Since the shooting at Sandy Hook Elementary school in Newtown, Connecticut there’s been a call for gun control and to study what the possible causes of this kind of violence are. One of the possibilities being raised is the role video games may have. But how can we argue against something controlled by a someone? Put it this way, video games are…just that…games. To say a game could influence a person to go out and kill is rather odd because who or what should really be put into question…the person playing the game or the game itself? And if either is the case then who’s responsibility is it to discipline?
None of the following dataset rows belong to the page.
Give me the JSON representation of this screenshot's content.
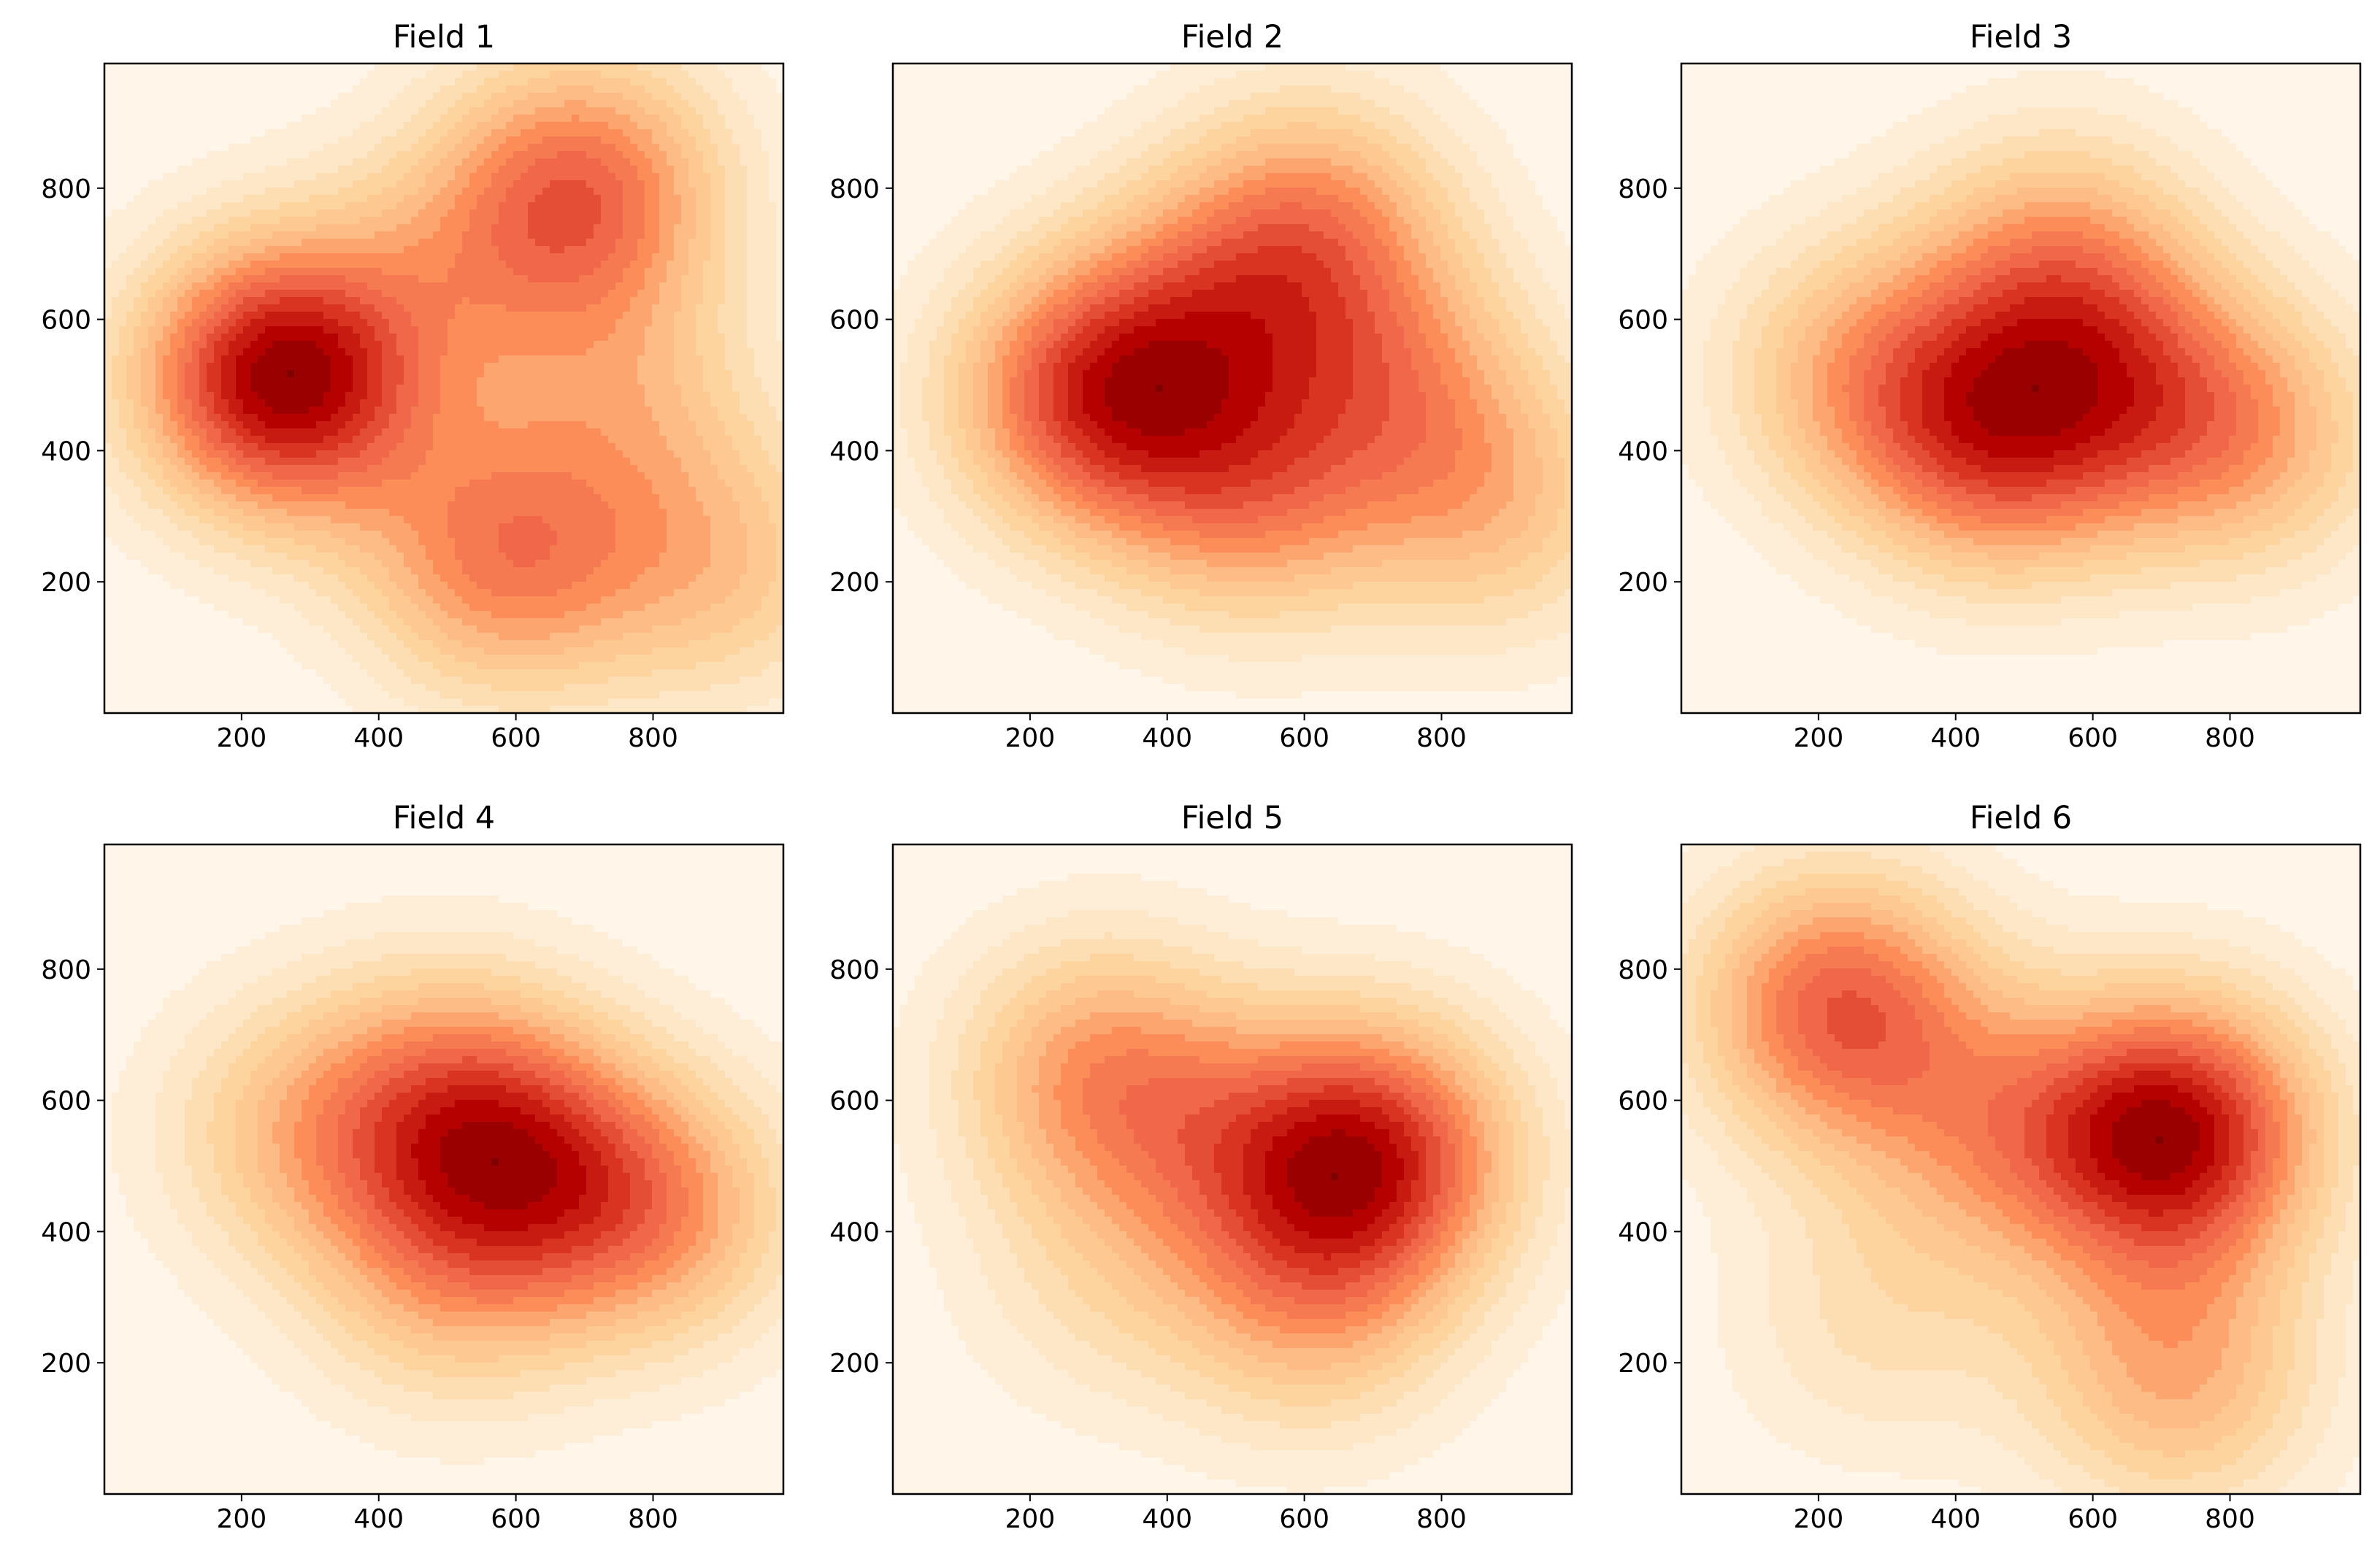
{
  "chart_data": [
    {
      "type": "heatmap",
      "subtype": "filled-contour-density",
      "title": "Field 1",
      "xlabel": "",
      "ylabel": "",
      "xlim": [
        0,
        990
      ],
      "ylim": [
        0,
        990
      ],
      "xticks": [
        200,
        400,
        600,
        800
      ],
      "yticks": [
        200,
        400,
        600,
        800
      ],
      "colormap": "OrRd",
      "peaks": [
        {
          "x": 260,
          "y": 510,
          "value": 0.9
        },
        {
          "x": 700,
          "y": 800,
          "value": 0.55
        },
        {
          "x": 580,
          "y": 230,
          "value": 0.5
        },
        {
          "x": 760,
          "y": 480,
          "value": 0.25
        },
        {
          "x": 900,
          "y": 220,
          "value": 0.3
        },
        {
          "x": 520,
          "y": 690,
          "value": 0.2
        }
      ]
    },
    {
      "type": "heatmap",
      "subtype": "filled-contour-density",
      "title": "Field 2",
      "xlabel": "",
      "ylabel": "",
      "xlim": [
        0,
        990
      ],
      "ylim": [
        0,
        990
      ],
      "xticks": [
        200,
        400,
        600,
        800
      ],
      "yticks": [
        200,
        400,
        600,
        800
      ],
      "colormap": "OrRd",
      "peaks": [
        {
          "x": 290,
          "y": 480,
          "value": 0.85
        },
        {
          "x": 520,
          "y": 330,
          "value": 0.55
        },
        {
          "x": 610,
          "y": 740,
          "value": 0.6
        },
        {
          "x": 740,
          "y": 500,
          "value": 0.45
        },
        {
          "x": 880,
          "y": 310,
          "value": 0.4
        },
        {
          "x": 450,
          "y": 600,
          "value": 0.4
        }
      ]
    },
    {
      "type": "heatmap",
      "subtype": "filled-contour-density",
      "title": "Field 3",
      "xlabel": "",
      "ylabel": "",
      "xlim": [
        0,
        990
      ],
      "ylim": [
        0,
        990
      ],
      "xticks": [
        200,
        400,
        600,
        800
      ],
      "yticks": [
        200,
        400,
        600,
        800
      ],
      "colormap": "OrRd",
      "peaks": [
        {
          "x": 460,
          "y": 410,
          "value": 0.8
        },
        {
          "x": 550,
          "y": 680,
          "value": 0.6
        },
        {
          "x": 820,
          "y": 420,
          "value": 0.55
        },
        {
          "x": 260,
          "y": 520,
          "value": 0.5
        },
        {
          "x": 650,
          "y": 500,
          "value": 0.4
        }
      ]
    },
    {
      "type": "heatmap",
      "subtype": "filled-contour-density",
      "title": "Field 4",
      "xlabel": "",
      "ylabel": "",
      "xlim": [
        0,
        990
      ],
      "ylim": [
        0,
        990
      ],
      "xticks": [
        200,
        400,
        600,
        800
      ],
      "yticks": [
        200,
        400,
        600,
        800
      ],
      "colormap": "OrRd",
      "peaks": [
        {
          "x": 590,
          "y": 530,
          "value": 0.95
        },
        {
          "x": 800,
          "y": 430,
          "value": 0.85
        },
        {
          "x": 500,
          "y": 330,
          "value": 0.6
        },
        {
          "x": 280,
          "y": 550,
          "value": 0.55
        },
        {
          "x": 480,
          "y": 620,
          "value": 0.5
        }
      ]
    },
    {
      "type": "heatmap",
      "subtype": "filled-contour-density",
      "title": "Field 5",
      "xlabel": "",
      "ylabel": "",
      "xlim": [
        0,
        990
      ],
      "ylim": [
        0,
        990
      ],
      "xticks": [
        200,
        400,
        600,
        800
      ],
      "yticks": [
        200,
        400,
        600,
        800
      ],
      "colormap": "OrRd",
      "peaks": [
        {
          "x": 700,
          "y": 520,
          "value": 0.95
        },
        {
          "x": 300,
          "y": 640,
          "value": 0.6
        },
        {
          "x": 610,
          "y": 290,
          "value": 0.45
        },
        {
          "x": 500,
          "y": 520,
          "value": 0.3
        },
        {
          "x": 300,
          "y": 320,
          "value": 0.2
        }
      ]
    },
    {
      "type": "heatmap",
      "subtype": "filled-contour-density",
      "title": "Field 6",
      "xlabel": "",
      "ylabel": "",
      "xlim": [
        0,
        990
      ],
      "ylim": [
        0,
        990
      ],
      "xticks": [
        200,
        400,
        600,
        800
      ],
      "yticks": [
        200,
        400,
        600,
        800
      ],
      "colormap": "OrRd",
      "peaks": [
        {
          "x": 720,
          "y": 550,
          "value": 0.95
        },
        {
          "x": 230,
          "y": 740,
          "value": 0.7
        },
        {
          "x": 720,
          "y": 180,
          "value": 0.45
        },
        {
          "x": 460,
          "y": 540,
          "value": 0.35
        },
        {
          "x": 280,
          "y": 260,
          "value": 0.2
        }
      ]
    }
  ]
}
How can we argue against something controlled by a someone? We can’t, because there’s no sensible argument that can be / to be made. Who or what should really be put into question…the person playing the game or the game itself? The who because those who decide to play should know the difference between what’s reality and what’s not. Who’s responsibility is it to discipline? Easy. Moms and Dads, parents. Not government.
Guess what, we have failed to use common sense to answer these simple questions and have begun the process of turning our government into a nanny state. But we won’t know this because “lamestream media” has and will protect “their guy” in President Barack Obama from any form of criticism. He himself knows this, so he uses media as an advantage over the Conservatives and Republicans and Vice President Joe Biden as fish-bait by appointing him to lead a “gun violence task force,” wordy term meaning gun control. This way he doesn’t look like a liberal ideologue, which he is.
Obama and his drones are playing a game themselves. Politics. And by doing so they’re walking a fine line by playing with real people and real people’s lives. (I wonder at times, do they even realize this isn’t a game.) There’s a big difference between reality and entertainment. Government is meant to “macromanage” itself, while the states and the people micromanage itself and themselves, although New York Governor, Andrew Cuomo, feels differently, and his feelings probably cost him the presidency he craves so much for:
All of this back and forth is unwarranted because “we the people of the United States of America” are protected by an often forgotten document. The U.S. Constitution.

Great article, Reyes. I can only foresee gun control becoming an avatar of federalism, e.g., retaining all legality in OK while the very word “gun” is banned in NY.